Friday, January 07, 2005

Tanks

It was dark now, the driver dropped us off at Tiananmen Square. You cannot be ready for how big that place is. People were still flying kites. There is a large building in the centre of the square which is Mao’s Mausoleum, a day or two later we would join the queue to file past what is supposed to be the remains of the man himself. His face could have been made of marzipan.

It was a balmy evening and we strolled about a bit. It certainly feels like stuff has gone on there. It is adjacent to the Forbidden City and the government offices. From time to time you will see a posh black car with people in suits going about the business of transforming their county into a super power. There are no rubbish cars around as they haven't had cars there that long.

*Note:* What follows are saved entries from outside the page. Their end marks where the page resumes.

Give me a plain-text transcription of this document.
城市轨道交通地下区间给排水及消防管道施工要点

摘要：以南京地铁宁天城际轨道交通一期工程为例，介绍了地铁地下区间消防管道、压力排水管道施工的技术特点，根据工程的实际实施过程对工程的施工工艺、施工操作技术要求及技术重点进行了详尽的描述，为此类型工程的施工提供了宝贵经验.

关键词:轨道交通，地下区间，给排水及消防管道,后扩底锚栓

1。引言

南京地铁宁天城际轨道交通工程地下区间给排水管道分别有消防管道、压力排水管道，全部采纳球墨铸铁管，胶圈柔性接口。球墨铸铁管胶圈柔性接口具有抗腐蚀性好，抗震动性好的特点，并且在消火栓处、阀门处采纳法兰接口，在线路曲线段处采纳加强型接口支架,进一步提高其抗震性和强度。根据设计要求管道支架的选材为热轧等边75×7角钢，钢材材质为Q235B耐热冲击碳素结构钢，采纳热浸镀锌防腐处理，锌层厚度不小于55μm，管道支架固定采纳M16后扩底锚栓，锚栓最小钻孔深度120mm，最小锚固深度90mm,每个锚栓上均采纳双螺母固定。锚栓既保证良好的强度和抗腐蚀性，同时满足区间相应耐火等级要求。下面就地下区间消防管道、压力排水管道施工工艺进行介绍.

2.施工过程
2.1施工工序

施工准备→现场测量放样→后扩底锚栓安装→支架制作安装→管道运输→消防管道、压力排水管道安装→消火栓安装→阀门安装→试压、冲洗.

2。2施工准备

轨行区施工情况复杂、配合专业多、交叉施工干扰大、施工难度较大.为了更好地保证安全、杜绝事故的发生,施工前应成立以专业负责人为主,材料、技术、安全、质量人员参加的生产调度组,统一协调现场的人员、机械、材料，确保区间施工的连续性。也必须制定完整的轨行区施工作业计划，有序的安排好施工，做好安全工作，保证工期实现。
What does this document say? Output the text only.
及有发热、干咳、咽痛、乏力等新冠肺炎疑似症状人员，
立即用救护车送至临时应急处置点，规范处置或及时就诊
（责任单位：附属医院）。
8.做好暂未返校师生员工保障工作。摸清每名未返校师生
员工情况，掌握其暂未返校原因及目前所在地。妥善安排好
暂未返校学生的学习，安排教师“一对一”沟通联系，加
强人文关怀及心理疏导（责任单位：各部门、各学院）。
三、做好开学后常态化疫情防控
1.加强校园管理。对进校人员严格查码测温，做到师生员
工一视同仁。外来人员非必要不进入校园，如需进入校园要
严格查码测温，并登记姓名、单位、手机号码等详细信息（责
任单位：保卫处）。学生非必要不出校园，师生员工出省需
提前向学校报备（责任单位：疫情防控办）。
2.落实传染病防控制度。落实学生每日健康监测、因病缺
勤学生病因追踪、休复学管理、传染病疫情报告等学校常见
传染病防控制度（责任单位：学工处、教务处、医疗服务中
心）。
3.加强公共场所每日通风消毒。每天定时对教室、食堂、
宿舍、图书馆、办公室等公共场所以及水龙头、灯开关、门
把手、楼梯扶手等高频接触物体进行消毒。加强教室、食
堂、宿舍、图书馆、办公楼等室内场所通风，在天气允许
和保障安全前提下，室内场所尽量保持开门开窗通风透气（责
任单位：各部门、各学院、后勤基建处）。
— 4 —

Anyway we had been wandering about for about 20 minutes and we were approached by a very smiley Chinese bloke. A few people had wanted to sell us something. He was more persistent than the others, more charming too. For the next two or three hours he was our unofficial guide, it didn’t matter that he was being paid by the shops and tea houses we visited; it was worth it. During the day he teaches English at the University but cannot afford to accommodate his family in the City, they lived out of town; he stayed during the week in a Huton, a one room apartment (without a toilet) off a little communal square. Everywhere in Beijing the Hutons are being flattened and replaced with tall buildings.


"no rubbish cars"

Whilst we were still in the square I asked him whereabouts the student was standing when he confronted the tanks. He looked at me like I had just taken all my clothes off. Through a fixed smile, glancing over his shoulder he said, “you cannot talk about that here”.

Thursday, January 06, 2005

Pelican

October 1994; we were going to Florida. The flight followed a path down the east coast of the states, I tried to identify cities from 30 000 ft. By the time we were on board the hire car, heading for Miami Beach, it was getting dark and starting to rain. We had no bookings anywhere and it was several hotels before I had found one that showed the ESPN channel on the TV in the rooms; I wanted to know if Michael Schumacher was going to win his first world title.

The following morning we awoke to the remnants of Tropical Storm Gordon. There was a lot of rain and we were told to expect it to last a while. We moved to a cool hotel on the beach called the Pelican. But the weather was still interfering a little. We drove around through the floods in our convertible.

The pair of us considered flying inland to New Orleans or somewhere but in the end decided to drive south. We had to drive all the way to Key West before the sun came out. A bit knackered, we checked into the first nice and very expensive hotel we found. This was on the basis that we felt due some “r and r” and we could move somewhere cheaper later. We never moved.

Every evening there is a bit of a party to watch the sunset. One evening we found ourselves sitting side by side in a Tiger Moth. As it flew over the little crowd by the port we were joined by another old plane and we did some modest aerobatics; we even saw a shark in the clear sea. Another evening we were on a sailing boat and became witnesses at the wedding of a drunk bloke and his much older slightly less inebriated partner.

I went on a dive. My diving buddy seemed surprised that I didn’t know Ridley Scott (as I lived in London) and on the way, talked a lot about how much he enjoyed diving. I had never dived before but I wasn’t the one who freaked out. On my second dive I let too much air out of my regulator too quickly and when the bubbles had dissipated I found myself standing on the bottom with a small group of divers around me. I learnt that before I stood on it, they had been studying a baby shark on the sea bed.

When you dive you can move by the way you breathe.